[finished] ipi seminar 10:30-12:00, Thursday Oct. 28, 2021
知の物理学研究センター / Institute for Physics of Intelligence (ipi)
【Date】10:30-12:00 JST, Thursday, Oct. 28
【Title】"Design space of a deep neural network - its spatial evolution and robustness"
Deep neural networks have a large number of free parameters such as synaptic weights. Even with fixed architecture, an extremely large number of different machines can be generated by changing the parameters. Learning amounts to focus on a subset of them which meets constraints imposed by a set of training data. Increasing the number of the training data, the design space, the phase space of the valid machines become smaller. It may also split into clusters - glass transition - if the frustration effect of the constraints is severe. The Parisi order parameter function , developed first for spin-glasses, is useful to capture the nature of such a complex phase space.
In this talk, I discuss how one can extend the statistical mechanics approach pioneered by E. Garder for a single perceptron  based on the replica method to a multi-layered, deep perceptron network . This amounts to construct a theory in which the Parisi order function is allowed to evolve in space.
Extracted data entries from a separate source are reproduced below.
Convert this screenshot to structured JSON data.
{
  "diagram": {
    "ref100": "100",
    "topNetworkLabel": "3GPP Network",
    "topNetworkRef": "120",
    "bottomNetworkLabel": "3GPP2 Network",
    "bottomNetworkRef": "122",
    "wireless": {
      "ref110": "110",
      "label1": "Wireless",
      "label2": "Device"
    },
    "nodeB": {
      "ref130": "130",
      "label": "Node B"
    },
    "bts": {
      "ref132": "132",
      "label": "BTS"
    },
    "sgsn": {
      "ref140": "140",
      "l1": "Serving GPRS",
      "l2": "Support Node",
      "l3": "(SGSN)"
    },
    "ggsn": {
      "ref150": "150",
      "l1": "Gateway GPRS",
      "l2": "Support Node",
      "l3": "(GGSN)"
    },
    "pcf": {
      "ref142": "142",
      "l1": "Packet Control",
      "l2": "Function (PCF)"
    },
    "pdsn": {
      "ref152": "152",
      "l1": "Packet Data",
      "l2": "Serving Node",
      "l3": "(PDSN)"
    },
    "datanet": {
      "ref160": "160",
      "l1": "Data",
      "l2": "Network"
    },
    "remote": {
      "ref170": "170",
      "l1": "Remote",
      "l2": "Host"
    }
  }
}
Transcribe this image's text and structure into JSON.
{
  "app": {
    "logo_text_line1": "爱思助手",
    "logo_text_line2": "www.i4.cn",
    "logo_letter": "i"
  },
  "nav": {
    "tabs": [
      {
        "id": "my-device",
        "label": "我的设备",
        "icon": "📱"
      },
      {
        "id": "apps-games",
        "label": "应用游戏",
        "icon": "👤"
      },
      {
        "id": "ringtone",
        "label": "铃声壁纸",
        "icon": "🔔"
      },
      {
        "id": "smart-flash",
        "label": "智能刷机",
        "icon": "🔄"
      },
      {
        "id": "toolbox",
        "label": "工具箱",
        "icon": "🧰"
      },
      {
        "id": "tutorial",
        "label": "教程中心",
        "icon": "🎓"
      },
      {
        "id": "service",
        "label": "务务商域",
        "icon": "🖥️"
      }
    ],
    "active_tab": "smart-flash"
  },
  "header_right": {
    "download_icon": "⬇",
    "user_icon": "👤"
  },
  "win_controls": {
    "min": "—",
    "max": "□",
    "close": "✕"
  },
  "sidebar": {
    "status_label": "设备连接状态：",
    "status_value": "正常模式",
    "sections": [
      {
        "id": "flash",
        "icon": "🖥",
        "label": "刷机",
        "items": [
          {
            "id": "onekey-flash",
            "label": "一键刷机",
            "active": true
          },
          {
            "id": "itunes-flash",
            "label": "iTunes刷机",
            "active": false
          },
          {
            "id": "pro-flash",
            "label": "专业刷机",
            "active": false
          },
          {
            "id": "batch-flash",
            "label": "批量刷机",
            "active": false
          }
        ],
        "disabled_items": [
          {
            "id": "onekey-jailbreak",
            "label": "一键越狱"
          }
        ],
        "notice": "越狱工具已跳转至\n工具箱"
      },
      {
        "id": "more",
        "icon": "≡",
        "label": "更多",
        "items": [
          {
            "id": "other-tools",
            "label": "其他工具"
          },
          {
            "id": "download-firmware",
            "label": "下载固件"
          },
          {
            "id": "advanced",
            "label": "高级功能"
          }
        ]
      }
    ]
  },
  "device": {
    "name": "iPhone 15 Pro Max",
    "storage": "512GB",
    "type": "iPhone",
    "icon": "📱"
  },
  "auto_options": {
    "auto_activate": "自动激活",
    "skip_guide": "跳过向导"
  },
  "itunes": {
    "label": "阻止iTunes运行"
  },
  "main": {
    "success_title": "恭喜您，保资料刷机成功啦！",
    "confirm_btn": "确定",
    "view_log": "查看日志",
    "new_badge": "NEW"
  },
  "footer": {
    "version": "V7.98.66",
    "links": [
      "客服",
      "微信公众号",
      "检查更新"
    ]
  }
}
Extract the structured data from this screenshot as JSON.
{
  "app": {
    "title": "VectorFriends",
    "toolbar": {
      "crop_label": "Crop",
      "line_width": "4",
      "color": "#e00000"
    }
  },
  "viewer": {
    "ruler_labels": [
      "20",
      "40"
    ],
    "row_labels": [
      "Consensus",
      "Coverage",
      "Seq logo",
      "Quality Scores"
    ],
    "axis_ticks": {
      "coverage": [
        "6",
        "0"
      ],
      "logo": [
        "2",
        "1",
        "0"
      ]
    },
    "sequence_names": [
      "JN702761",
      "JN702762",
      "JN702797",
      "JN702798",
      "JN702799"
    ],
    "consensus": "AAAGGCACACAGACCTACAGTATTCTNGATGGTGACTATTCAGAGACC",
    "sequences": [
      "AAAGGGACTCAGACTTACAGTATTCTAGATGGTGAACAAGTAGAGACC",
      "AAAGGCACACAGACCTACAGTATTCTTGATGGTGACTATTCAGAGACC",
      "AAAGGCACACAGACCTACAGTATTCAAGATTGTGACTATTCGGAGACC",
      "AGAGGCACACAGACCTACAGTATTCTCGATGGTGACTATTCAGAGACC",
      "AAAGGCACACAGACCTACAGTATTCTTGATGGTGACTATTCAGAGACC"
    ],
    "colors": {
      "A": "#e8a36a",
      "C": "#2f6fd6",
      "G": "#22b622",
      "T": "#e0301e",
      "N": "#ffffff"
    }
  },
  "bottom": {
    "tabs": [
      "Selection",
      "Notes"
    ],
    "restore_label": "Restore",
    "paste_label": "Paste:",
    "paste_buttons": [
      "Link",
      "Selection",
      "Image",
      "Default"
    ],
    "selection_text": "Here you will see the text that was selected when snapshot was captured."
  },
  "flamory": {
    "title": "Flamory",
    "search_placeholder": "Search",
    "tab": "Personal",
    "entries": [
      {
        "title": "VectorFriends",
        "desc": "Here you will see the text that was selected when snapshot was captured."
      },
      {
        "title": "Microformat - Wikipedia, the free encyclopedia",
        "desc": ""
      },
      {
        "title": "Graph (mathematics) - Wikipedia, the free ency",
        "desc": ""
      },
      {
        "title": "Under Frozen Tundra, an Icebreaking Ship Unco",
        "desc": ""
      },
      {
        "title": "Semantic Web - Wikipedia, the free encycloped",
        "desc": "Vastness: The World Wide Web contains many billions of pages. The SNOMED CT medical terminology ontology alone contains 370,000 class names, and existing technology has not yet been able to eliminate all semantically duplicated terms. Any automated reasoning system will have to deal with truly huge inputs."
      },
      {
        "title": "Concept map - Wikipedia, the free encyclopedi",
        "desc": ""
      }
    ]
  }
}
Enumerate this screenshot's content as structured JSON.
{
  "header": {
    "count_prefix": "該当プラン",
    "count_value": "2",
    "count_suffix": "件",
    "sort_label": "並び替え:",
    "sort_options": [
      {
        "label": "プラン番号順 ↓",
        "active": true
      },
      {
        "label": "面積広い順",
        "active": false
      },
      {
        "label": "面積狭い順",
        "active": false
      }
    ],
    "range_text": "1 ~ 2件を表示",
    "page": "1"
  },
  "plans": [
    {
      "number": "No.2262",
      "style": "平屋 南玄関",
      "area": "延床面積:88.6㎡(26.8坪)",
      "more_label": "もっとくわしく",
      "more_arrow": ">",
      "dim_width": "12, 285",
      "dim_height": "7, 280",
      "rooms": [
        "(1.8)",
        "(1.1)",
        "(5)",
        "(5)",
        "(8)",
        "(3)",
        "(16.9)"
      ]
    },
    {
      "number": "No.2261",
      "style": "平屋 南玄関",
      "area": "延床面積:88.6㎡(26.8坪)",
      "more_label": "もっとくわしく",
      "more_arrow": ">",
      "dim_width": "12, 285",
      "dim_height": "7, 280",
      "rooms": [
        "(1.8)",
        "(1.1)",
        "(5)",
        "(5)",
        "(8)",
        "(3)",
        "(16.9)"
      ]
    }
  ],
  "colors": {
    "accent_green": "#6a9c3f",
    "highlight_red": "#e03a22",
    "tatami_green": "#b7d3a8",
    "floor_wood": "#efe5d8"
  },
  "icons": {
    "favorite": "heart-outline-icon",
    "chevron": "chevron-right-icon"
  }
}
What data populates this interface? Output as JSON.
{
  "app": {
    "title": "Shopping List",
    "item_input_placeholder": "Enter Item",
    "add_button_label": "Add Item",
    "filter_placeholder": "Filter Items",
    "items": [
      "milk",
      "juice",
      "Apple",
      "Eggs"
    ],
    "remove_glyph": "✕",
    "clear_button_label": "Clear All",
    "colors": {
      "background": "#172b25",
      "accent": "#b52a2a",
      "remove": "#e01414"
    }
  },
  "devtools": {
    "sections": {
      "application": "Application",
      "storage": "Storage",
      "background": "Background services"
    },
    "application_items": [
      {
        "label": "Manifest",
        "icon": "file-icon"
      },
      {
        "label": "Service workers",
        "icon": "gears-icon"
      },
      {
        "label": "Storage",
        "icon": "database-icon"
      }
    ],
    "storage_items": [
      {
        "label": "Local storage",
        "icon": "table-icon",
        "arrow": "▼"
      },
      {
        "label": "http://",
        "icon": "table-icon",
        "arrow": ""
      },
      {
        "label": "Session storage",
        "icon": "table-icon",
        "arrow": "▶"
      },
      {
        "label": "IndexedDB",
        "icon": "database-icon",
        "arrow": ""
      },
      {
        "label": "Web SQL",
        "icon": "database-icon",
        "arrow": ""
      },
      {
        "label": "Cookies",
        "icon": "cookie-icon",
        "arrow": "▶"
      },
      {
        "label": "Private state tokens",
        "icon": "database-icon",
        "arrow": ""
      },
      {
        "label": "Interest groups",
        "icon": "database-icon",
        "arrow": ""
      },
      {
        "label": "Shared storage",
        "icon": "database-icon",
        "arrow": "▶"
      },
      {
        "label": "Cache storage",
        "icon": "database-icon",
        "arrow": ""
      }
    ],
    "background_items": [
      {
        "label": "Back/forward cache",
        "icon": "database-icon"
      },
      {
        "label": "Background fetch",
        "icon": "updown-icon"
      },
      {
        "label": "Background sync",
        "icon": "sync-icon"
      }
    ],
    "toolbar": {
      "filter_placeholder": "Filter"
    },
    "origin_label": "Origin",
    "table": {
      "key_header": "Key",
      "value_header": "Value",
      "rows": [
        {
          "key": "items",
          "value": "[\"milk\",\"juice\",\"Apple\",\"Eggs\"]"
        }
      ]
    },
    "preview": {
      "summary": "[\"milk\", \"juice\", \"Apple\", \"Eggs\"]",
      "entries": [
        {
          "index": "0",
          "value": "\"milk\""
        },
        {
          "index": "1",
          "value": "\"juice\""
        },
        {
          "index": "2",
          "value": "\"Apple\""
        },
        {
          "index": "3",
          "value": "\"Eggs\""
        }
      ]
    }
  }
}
Specifically, I discuss two scenarios: (1) random training data (2) teacher-student setting. In both cases, we found the magnitude of the order parameter evolves in space like in 'wetting transitions': it is larger closer to the input/output boundaries suggesting that the effect of the constraints put by the training data are stronger there. If the system is deep enough, the central region remains in the liquid phase meaning that the design space remains very large there. Furthermore, in scenario (1) we found a peculiar replica symmetry breaking (RSB) which evolves in space: the design space is clustered in a complex, hierarchical manner around the boundaries which become progressively simplified approaching the center. More recently we found the same type of spatially evolving RSB also in scenario (2) in the presence of noise in the training data. But the latter RSB disappears if the network is made deep enough so that the liquid phase survives in the center. Finally, I discuss the implications of the theoretical results on deep learning in practice.
 G. Parisi, Phys. Rev. Lett. 43, 1754 (1979). The crucial work for the Nobel prize of this year.
 E. Gardner, J. Phys. A: Math. Gen. 21, 257 (1988), E. Gardner and B. Derrida, J. Phys. A: Math. Gen. 22, 1983 (1989).
 H. Yoshino, SciPostPhysCore 2, 005 (2020).